None of those are the real question. They are the smaller questions you ask when you cannot yet bring yourself to ask the big one.
I have lived in four cities in three countries over the last nine years. We moved our family to Doha in August 2024. I run a business that requires me to be in three time zones at any given moment. I have two daughters who do not know what it feels like to have a single-country childhood. They speak in accents that are not mine.
I made every one of those decisions on purpose.
But the truest thing I can tell you is this: I did not make them all at once, and I did not make them with the eight-Christmases number in front of me.
If I had, the order would have been different. Some of the moves would have been the same, and some would have been smaller. The business decisions in the last five years would have been sharper.


The number changes what you say yes to.
You stop saying yes to the conference that overlaps with the school play.
You stop saying yes to the client who only books Friday afternoons.
You stop saying yes to the launch that lands on the week your kids are home from school.
You start designing the business around the eight Christmases instead of the other way around.
That is not a retreat. That is a design.
Here is what I want you to take from this.
The is this it question is not a crisis. It is a signal. Specifically, it is the signal that the design you have outgrew the trade-offs you were willing to make to build it.
The work is not running away. It is not selling everything. It is not booking a flight.
The work is sitting with the design question long enough to answer it honestly.
If I were designing this from where I am now, what would I design?
What would I keep? What would I cut?
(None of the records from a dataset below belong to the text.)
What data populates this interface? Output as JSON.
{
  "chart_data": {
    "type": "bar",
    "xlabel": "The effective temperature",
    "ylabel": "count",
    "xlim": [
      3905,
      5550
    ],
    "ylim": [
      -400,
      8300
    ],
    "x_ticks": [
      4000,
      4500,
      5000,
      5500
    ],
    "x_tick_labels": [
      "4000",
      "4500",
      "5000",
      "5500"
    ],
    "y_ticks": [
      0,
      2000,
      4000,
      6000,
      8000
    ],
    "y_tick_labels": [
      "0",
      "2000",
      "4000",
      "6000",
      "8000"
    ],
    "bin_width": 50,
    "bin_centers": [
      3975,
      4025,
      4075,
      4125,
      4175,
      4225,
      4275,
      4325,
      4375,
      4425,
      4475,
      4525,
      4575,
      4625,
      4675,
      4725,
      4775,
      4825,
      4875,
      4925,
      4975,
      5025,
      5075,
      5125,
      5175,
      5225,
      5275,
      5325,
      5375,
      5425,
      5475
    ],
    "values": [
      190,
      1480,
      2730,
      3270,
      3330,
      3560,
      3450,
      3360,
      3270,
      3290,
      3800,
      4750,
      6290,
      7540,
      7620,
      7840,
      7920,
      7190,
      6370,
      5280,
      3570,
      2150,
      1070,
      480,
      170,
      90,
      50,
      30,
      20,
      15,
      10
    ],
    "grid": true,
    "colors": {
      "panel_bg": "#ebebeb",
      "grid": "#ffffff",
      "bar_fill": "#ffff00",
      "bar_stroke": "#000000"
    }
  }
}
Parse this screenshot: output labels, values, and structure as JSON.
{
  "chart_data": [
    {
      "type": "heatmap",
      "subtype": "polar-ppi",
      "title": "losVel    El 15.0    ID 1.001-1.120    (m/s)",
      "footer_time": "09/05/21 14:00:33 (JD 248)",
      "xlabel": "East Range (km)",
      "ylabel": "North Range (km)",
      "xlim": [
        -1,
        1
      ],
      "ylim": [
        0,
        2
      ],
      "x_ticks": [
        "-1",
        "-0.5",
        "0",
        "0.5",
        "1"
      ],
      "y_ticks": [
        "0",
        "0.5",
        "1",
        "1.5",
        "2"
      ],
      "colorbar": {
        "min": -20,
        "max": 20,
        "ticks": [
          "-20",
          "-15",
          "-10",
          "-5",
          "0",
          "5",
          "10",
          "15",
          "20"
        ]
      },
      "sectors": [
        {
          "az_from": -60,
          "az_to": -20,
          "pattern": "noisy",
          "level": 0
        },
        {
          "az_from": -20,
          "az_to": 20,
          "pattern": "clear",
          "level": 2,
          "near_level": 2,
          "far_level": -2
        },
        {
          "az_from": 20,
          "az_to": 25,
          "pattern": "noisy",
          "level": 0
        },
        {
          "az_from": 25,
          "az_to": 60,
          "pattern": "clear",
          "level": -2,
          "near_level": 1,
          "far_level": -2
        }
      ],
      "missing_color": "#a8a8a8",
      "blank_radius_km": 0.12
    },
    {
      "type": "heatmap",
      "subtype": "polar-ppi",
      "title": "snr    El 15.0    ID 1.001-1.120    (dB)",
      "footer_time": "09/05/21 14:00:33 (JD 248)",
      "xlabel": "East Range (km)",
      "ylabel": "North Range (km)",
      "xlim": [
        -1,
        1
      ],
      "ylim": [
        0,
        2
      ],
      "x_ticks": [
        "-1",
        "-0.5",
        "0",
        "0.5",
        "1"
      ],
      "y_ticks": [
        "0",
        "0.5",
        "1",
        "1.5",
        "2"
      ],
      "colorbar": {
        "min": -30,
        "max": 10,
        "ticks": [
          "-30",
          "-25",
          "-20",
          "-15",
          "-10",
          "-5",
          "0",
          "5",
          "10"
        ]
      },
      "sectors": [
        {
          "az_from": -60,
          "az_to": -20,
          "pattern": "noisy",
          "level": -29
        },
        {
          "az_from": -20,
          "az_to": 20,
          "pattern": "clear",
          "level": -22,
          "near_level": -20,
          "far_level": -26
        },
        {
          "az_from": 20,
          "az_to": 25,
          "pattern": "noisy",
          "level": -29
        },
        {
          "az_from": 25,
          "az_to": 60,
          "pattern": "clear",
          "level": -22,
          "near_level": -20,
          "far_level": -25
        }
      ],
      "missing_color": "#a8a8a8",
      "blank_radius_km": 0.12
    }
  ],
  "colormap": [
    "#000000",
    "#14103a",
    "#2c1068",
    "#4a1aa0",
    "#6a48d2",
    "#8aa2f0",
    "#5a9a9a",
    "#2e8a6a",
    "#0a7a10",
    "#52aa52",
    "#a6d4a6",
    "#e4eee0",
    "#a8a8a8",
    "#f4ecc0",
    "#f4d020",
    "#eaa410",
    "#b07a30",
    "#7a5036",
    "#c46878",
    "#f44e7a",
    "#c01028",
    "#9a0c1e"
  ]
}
What would I have said no to if I had known how few of the years were left? What would I design now, with the number I am holding?
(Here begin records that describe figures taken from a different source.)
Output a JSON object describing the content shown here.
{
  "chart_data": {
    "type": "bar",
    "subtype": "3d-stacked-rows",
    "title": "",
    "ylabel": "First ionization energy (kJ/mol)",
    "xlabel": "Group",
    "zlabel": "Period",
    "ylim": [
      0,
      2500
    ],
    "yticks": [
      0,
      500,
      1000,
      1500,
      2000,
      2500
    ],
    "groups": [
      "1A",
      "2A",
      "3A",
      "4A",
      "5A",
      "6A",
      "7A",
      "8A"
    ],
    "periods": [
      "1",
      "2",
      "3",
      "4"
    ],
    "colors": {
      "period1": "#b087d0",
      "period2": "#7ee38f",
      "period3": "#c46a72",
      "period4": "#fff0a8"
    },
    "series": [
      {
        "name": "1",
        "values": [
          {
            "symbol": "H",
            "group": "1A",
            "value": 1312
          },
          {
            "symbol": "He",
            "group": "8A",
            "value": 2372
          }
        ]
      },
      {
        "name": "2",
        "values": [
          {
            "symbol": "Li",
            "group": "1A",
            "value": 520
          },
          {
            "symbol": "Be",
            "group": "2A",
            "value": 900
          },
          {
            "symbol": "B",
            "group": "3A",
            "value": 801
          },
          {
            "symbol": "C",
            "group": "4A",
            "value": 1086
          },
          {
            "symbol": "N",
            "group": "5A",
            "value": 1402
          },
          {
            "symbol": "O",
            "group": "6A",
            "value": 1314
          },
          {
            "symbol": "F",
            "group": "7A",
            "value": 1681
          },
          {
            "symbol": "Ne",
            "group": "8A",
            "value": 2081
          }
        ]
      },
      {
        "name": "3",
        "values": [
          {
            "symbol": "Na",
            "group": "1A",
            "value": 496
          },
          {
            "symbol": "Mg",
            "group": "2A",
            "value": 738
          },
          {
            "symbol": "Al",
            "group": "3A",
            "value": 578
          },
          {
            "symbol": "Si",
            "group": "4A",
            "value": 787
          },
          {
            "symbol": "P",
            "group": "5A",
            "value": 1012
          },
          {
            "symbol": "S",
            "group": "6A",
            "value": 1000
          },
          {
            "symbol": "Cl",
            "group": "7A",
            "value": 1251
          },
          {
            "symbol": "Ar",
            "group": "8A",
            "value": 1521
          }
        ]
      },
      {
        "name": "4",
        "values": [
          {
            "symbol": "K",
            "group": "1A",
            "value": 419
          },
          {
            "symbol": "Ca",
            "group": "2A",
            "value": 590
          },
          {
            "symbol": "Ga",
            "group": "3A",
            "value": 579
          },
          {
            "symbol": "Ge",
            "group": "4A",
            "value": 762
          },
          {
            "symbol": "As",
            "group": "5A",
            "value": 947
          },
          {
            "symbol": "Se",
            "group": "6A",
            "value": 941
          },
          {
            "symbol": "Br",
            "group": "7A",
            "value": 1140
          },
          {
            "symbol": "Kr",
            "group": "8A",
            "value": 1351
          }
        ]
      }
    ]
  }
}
That question changes the answer to every other question on your list. The geography question. The team question. The school question. The marriage question. The business question. All of them get cleaner once the design question is on the table.
I am not telling you what to design.
I am telling you the question is the work.
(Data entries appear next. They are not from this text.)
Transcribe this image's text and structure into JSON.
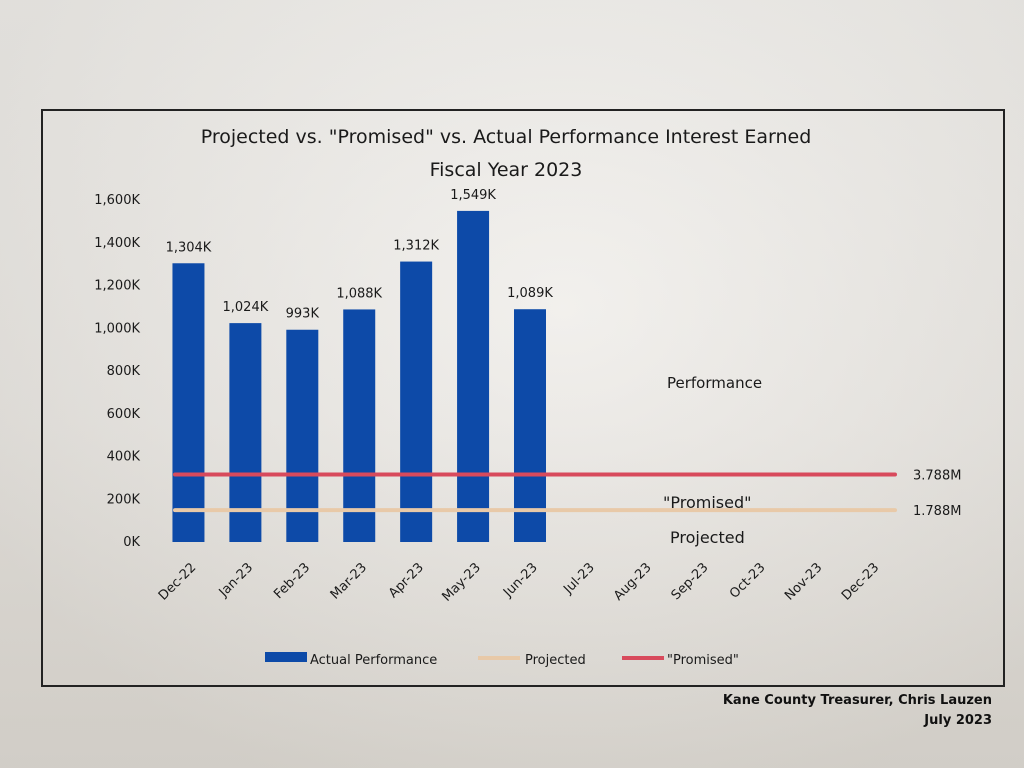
{
  "chart_data": {
    "type": "bar",
    "title": "Projected vs. \"Promised\" vs. Actual Performance Interest Earned",
    "subtitle": "Fiscal Year 2023",
    "categories": [
      "Dec-22",
      "Jan-23",
      "Feb-23",
      "Mar-23",
      "Apr-23",
      "May-23",
      "Jun-23",
      "Jul-23",
      "Aug-23",
      "Sep-23",
      "Oct-23",
      "Nov-23",
      "Dec-23"
    ],
    "series": [
      {
        "name": "Actual Performance",
        "kind": "bar",
        "color": "#0d4aa8",
        "values": [
          1304,
          1024,
          993,
          1088,
          1312,
          1549,
          1089,
          null,
          null,
          null,
          null,
          null,
          null
        ],
        "data_labels": [
          "1,304K",
          "1,024K",
          "993K",
          "1,088K",
          "1,312K",
          "1,549K",
          "1,089K"
        ]
      },
      {
        "name": "Projected",
        "kind": "line",
        "color": "#e8c9a8",
        "value": 149,
        "end_label": "1.788M"
      },
      {
        "name": "\"Promised\"",
        "kind": "line",
        "color": "#d84a5c",
        "value": 316,
        "end_label": "3.788M"
      }
    ],
    "yticks": [
      "0K",
      "200K",
      "400K",
      "600K",
      "800K",
      "1,000K",
      "1,200K",
      "1,400K",
      "1,600K"
    ],
    "ylim": [
      0,
      1600
    ],
    "grid": false,
    "legend_position": "bottom",
    "annotations": [
      "Performance",
      "\"Promised\"",
      "Projected"
    ]
  },
  "footer": {
    "line1": "Kane County Treasurer, Chris Lauzen",
    "line2": "July 2023"
  }
}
Pull out a piece of paper. Or do this in your head while you make coffee tomorrow morning. It does not have to be a ritual. It just has to be honest.
How many summers do you have left with the people you built this for?
How many Christmases?
How many ordinary Tuesdays?
Count it. Subtract the ones that are already gone. Subtract the partial ones. Look at the number.
Then ask yourself: Is the life I am running designed around that number, or designed around something else?
If the answer is uncomfortable, you are in good company. Most of us are running a life designed by an earlier version of ourselves who did not have the number in front of her.
The good news is that you have it now.
The next eight years can be designed on purpose.
I am still figuring out what to do with mine. The math is still settling. But I know this much: I am not spending the next eight Christmases the same way I spent the last ten. The business will get redesigned around what I want from those Christmases, not the other way around.
That is not a retreat from work. Work is still important to me. The business is still important to me. I want to build for the next decade with the same intensity I built for the last one.
But the design will be different.
I am glad my daughters are growing up with a worldview I did not have. They have connections to countries I had not even visited at their age. They will grow up able to call several places home. That was a design choice I made before I had the math in front of me.
The rest of the design is being made now. And it is being made on purpose.